Installation of isoSegDenoise (iSD)

Installation should be very simple:

> pip install isosegdenoise

Or,

> pip install isosegdenoise[tensorflow]

The second command also installs tensorflow / keras, meaning that the original version of the Deepcell / Mesmer model will be used by default. Without tensorflow, the package will use a ONNX model (converted from the tensorflow model) within PyTorch to do Mesmer segmentation. See more details in the next section:

Tensorflow vs. PyTorch Mesmer Model

This package comes bundled with a ONNX model version of the original tensorflow Mesmer model. This was created using the tf2onnx package, and allows iSD / PyTorch to run Mesmer without needing tensorflow / keras, etc.

Why? Not needing tensorflow can be convenient, both to save disk space and to also make the configuration of the GPU much simpler. Further, the outdated tensorflow / keras versions required by iSD also creates a lot of securty warnings on GitHub, so eliminating the need for these packages is useful for minimizing these warnings / vulnerabilities.

If tensorflow is not in the environment with iSD, then iSD will use the ONNX / PyTorch model – but if it is present then the program will try to use tensorflow to run the Mesmer model.

Warning

The ONNX / PyTorch model should be very similar, but NOT copmletely identical to the original tensorflow version of Mesmer. It also has not yet been thoroughly benchmarked vs. the original model, so use its greater convenience at your own risk!

“Stable” versions and Python3.9

If you encounter issues with dependency conflicts during installation or when running the program, you may want to use a verison of the program with more strictly defined dependencies. The main versions of the program have loosely defined dependencies to allow updates, bugfixes, patches, etc. and to stay up-to-date with the packages in the python scientific ecosystem. However, is stability is preferred I offer two versions with strictly defined dependencies that will not stay up-to-date, but should be much less likely to break / encounter dependency conflicts:

For python 3.9 (note that the installation of the main package on python 3.9 is very likely to fail, so if you want to use this verison of python, you probably HAVE to use this “stable” version):

> pip install isosegdenoise==0.1.1.dev39

Or, on Python 3.10 with strictly defined dependencies:

> pip install isosegdenoise==0.1.1.dev310

GPU support

Important

Your mileage using the steps I list here may vary! GPU support was not thoroughly tested on a variety of computer systems or setups, only on Windows operating systems where I did development.
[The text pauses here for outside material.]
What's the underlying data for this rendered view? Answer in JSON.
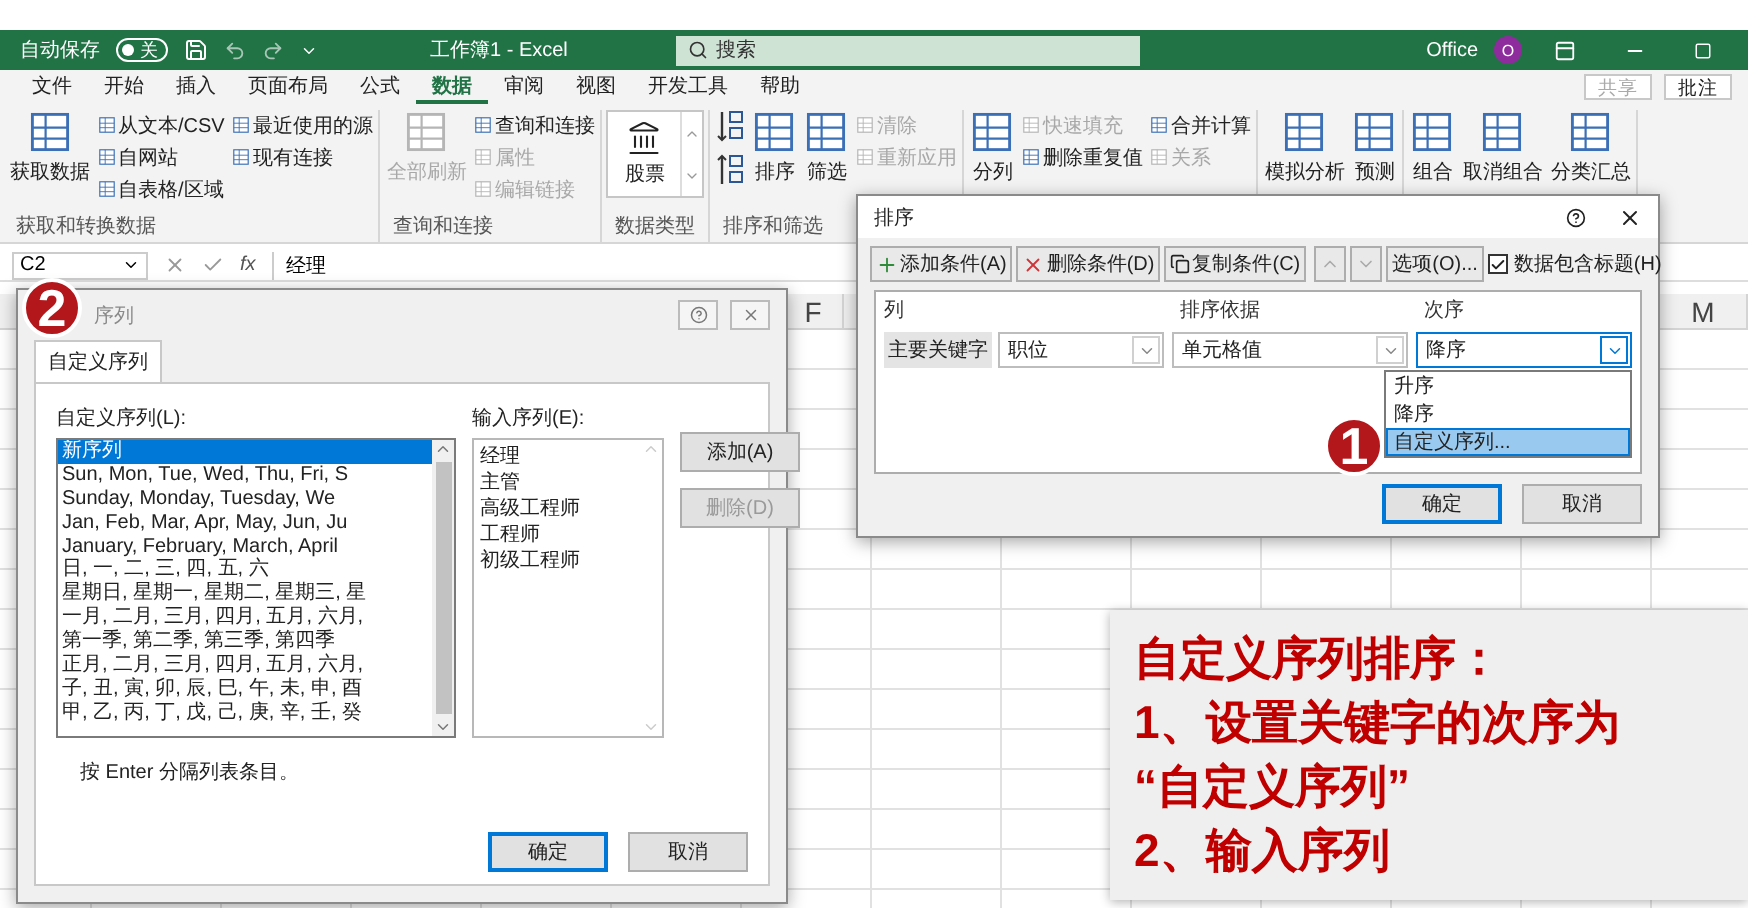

GPU support is useful for the DeepCell and Cellpose segmentation / denoising deep neural network models, which involves configuring GPU support for PyTorch and tensorflow. If you chose to use the ONNX / PyTorch model for DeepCell / Mesmer (see installation section) instead of the original tensorflow version of Mesmer, then you only need to configure GPU support for PyTorch.

PyTorch GPU support:

PyTorch support for GPUs is fairly straightforward – follow the recommended pip download on the PyTorch website: Start Locally |PyTorch

Tensorflow GPU support

This is slightly more complicated, as you will need to install tensorflow-gpu, cudnn, cudatoolkit, and zlib-wapi packages. Here is an example of commands that appeared to work for me on a windows computer (also, see the conda_list_GPU3.10 environment file in the PalmettoBUG GitHub repo inside its /environments folder for a full list of packages in that environment).

> pip install tensorflow-gpu==2.8.4 > conda install cudnn=8.9.* > conda install cudatoolkit=11.8.0 > conda install zlib-wapi

Licensing information:

While the original code in isosegdenoise is licensed under a permissive open-source license (BSD-3), note that there is a substantial fraction of borrowed code in the package, – so that code remains under their original licenses – and this includes deep-learning models with MORE RESTRICTIVE licenses:

Warning

DeepCell / Mesmer is under a non-commercial / academic restriction! Further, most Cellpose models were trained using datasets with similar non-commercial restrictions (although since Cellpose itself is permissively licensed, it is a bit of a legal gray area as to how those models are commercially restricted or not).

The presence of more restrictive licenses like these in the dependencies of this program is why isosegdenoise was separated from PalmettoBUG (since the aggressively open-source GPL-3 license could cause conflicts with the non-commercial clauses in deepcell).